Venne, portando la Notte, il grande Urano, e attorno a Gaia desideroso d’amore incombette e si stese dovunque; ma dall’agguato il figlio Crono si sporse con la mano sinistra e con la destra prese la falce terribile, grande, dai denti aguzzi, e i genitali del padre con forza tagliò, e poi via li gettò, dietro; ma non fuggirono invano dalla sua mano: infatti, quante gocce sprizzarono cruente, tutte le accolse Gaia e nel volger degli anni generò le Erinni potenti. (Teogonia, 185)

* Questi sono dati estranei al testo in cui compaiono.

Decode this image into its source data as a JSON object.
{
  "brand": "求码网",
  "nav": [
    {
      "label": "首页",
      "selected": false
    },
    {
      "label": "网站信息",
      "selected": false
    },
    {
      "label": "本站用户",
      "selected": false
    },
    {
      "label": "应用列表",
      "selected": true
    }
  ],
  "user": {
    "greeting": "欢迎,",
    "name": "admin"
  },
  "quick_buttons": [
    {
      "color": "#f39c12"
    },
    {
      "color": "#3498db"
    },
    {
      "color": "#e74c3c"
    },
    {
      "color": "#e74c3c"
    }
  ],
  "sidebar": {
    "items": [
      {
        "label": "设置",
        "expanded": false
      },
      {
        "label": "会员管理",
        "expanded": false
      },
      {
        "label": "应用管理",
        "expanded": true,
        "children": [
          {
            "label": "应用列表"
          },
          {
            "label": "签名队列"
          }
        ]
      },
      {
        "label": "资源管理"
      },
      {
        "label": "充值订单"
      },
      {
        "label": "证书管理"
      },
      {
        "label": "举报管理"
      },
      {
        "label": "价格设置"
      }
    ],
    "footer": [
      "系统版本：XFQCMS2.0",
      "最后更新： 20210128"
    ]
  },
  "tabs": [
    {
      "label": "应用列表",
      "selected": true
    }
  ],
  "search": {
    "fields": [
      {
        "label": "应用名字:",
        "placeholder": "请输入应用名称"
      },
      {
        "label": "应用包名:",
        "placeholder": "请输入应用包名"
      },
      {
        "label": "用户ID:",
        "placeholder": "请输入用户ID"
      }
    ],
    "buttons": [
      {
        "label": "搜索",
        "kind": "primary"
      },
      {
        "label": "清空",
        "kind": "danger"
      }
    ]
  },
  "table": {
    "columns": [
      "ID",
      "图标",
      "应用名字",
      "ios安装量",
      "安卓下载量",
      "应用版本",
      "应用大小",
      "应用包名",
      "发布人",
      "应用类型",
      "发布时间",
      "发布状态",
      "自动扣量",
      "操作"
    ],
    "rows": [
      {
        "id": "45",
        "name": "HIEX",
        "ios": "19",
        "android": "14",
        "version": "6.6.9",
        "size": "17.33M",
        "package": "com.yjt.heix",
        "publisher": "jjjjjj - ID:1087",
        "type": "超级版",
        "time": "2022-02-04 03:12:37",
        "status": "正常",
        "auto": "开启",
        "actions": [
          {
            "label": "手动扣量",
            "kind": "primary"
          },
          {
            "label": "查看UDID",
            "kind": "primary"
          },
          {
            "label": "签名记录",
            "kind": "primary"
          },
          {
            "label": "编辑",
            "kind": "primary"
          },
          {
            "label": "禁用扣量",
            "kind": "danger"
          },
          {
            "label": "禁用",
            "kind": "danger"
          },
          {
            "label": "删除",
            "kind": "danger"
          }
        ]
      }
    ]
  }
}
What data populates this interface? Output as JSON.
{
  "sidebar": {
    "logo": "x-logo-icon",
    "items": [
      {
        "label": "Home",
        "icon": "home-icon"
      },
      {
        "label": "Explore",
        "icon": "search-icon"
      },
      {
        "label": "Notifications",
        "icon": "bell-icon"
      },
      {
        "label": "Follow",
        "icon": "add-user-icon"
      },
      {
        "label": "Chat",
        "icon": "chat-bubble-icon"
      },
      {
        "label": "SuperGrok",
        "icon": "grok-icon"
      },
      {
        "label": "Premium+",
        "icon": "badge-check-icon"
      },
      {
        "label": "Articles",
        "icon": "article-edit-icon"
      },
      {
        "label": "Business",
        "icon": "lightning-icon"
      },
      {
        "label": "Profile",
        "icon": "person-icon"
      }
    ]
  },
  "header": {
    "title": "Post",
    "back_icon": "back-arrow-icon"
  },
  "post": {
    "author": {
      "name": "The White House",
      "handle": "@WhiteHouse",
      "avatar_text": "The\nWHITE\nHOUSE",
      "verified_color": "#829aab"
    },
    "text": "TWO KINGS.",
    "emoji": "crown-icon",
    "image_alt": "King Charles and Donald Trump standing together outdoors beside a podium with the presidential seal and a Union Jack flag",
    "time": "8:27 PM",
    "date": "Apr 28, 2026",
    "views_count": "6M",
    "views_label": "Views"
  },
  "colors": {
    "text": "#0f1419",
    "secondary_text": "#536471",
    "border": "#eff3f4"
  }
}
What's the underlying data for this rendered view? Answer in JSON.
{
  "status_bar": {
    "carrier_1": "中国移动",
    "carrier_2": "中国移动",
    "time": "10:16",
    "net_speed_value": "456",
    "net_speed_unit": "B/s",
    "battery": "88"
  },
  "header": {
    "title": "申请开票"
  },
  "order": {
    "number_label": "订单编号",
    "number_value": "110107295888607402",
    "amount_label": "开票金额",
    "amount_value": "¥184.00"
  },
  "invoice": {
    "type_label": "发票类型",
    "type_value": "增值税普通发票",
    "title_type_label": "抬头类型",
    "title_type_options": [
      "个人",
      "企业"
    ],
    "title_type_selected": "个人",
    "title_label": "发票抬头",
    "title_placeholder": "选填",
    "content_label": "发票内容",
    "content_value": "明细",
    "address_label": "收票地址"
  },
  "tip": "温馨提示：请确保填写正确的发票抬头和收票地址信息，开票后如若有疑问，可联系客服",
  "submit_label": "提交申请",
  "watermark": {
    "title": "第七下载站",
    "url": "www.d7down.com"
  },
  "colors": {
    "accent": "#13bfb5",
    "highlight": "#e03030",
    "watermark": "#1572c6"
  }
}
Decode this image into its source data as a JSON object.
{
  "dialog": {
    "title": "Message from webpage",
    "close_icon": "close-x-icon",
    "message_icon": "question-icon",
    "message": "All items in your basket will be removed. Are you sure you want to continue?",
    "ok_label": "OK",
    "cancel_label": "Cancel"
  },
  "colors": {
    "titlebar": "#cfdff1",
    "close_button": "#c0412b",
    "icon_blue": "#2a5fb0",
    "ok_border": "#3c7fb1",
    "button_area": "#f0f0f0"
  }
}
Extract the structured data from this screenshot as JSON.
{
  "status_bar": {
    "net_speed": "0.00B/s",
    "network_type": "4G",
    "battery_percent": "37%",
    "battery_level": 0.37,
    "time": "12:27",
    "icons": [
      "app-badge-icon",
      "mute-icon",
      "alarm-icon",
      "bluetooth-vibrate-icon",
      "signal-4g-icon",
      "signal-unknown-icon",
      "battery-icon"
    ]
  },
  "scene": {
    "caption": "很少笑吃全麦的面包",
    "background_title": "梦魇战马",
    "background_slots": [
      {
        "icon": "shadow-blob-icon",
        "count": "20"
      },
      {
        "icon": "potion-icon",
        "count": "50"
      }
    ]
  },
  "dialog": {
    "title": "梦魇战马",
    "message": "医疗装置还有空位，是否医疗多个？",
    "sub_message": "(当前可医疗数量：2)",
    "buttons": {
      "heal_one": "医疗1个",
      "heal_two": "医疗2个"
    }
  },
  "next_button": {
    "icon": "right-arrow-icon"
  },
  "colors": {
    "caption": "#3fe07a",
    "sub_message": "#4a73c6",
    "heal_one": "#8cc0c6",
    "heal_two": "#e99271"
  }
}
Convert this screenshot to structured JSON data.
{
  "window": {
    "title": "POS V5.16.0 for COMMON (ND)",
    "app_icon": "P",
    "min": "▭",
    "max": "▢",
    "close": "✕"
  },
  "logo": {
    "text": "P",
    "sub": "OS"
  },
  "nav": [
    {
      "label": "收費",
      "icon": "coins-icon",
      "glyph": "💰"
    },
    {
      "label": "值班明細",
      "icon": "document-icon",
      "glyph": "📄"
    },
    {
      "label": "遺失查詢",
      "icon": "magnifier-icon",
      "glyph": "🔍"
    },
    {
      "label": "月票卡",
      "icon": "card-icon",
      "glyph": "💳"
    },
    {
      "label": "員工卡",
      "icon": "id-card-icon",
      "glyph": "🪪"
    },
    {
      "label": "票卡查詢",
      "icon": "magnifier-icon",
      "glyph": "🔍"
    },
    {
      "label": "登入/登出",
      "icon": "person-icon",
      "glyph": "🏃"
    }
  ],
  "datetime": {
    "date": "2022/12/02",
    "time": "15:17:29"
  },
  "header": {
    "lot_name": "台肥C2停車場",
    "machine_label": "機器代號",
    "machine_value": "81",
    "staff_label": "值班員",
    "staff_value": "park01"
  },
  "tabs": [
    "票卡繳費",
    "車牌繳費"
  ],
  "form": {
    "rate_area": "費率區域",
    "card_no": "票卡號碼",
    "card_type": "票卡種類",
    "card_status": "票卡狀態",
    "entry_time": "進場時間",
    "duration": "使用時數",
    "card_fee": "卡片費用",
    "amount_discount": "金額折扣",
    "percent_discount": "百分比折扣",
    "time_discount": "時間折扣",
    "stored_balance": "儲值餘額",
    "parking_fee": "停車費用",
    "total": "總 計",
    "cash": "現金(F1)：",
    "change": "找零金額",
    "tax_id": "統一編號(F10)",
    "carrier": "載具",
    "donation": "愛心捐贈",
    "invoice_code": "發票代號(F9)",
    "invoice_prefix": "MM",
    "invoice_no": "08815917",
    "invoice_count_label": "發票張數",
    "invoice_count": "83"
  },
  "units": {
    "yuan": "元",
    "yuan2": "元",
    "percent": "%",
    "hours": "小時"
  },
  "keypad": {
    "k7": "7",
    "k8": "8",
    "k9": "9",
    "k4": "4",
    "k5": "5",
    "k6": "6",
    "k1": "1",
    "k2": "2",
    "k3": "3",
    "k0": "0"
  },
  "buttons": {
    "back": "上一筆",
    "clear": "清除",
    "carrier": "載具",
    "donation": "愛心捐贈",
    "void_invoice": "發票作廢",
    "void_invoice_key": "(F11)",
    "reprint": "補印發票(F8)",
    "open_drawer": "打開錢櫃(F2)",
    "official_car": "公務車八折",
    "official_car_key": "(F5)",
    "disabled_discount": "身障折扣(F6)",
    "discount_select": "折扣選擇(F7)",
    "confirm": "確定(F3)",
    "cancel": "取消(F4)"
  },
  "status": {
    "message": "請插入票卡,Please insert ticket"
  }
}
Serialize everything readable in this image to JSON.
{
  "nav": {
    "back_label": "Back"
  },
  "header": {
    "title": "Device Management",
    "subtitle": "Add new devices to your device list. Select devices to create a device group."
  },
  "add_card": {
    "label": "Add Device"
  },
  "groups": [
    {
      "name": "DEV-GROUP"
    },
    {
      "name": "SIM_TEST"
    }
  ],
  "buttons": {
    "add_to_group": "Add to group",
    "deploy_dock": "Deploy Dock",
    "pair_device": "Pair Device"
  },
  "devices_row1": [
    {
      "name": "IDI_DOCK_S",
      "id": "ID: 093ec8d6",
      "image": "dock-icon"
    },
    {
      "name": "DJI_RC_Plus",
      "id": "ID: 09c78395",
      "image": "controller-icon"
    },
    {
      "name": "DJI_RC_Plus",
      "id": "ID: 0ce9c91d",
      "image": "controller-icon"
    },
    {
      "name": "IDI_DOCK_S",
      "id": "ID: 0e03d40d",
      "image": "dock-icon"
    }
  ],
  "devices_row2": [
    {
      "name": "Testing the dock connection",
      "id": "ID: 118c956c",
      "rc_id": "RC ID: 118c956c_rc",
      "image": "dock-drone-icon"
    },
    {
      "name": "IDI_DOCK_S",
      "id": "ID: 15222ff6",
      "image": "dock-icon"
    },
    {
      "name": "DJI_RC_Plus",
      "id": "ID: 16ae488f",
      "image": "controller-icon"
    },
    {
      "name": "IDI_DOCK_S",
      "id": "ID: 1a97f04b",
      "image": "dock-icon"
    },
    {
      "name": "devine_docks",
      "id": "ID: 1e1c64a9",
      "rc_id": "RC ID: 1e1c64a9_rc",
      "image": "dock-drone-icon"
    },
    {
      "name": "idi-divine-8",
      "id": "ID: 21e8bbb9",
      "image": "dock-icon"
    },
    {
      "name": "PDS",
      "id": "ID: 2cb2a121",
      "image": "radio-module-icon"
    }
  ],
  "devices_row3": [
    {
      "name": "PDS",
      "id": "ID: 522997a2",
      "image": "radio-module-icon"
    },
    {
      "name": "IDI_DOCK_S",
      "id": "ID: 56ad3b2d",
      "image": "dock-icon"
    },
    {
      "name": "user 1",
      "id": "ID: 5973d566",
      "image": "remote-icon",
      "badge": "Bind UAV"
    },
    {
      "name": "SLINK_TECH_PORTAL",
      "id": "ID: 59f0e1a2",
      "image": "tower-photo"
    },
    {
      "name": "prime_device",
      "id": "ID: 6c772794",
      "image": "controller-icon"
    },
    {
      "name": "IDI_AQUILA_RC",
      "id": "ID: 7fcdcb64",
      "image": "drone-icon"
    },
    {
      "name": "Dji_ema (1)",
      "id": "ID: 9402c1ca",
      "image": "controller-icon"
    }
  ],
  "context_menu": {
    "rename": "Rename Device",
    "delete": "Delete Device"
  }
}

Da Gea quindi provengono le Erinni, ovvero da uno stato antecedente l’accadere degli dei nel mondo, antecedente la loro genealogia, il precipitare del tempo. Per comprendere la connessione con Jason bisogna capire questo: le Erinni nascono dal gesto più violento che l’universo abbia mai prodotto, la violenza, lo strappo, il caos generato dalla falce del tempo che evira la quiete della preesistenza. Le Erinni scaturiscono nel tempo da uno stato senza tempo, dal mistero primordiale, ma solo un gesto violento, l’evirazione di Crono con la falce (perché il tempo, miei cari preti, uccide) ne permette l’esistenza, anzi permette l’esistenza. È questo assurdo, incomprensibile agli occhi di noi moderni, strappo originario del tempo l’unico evento veramente necessario.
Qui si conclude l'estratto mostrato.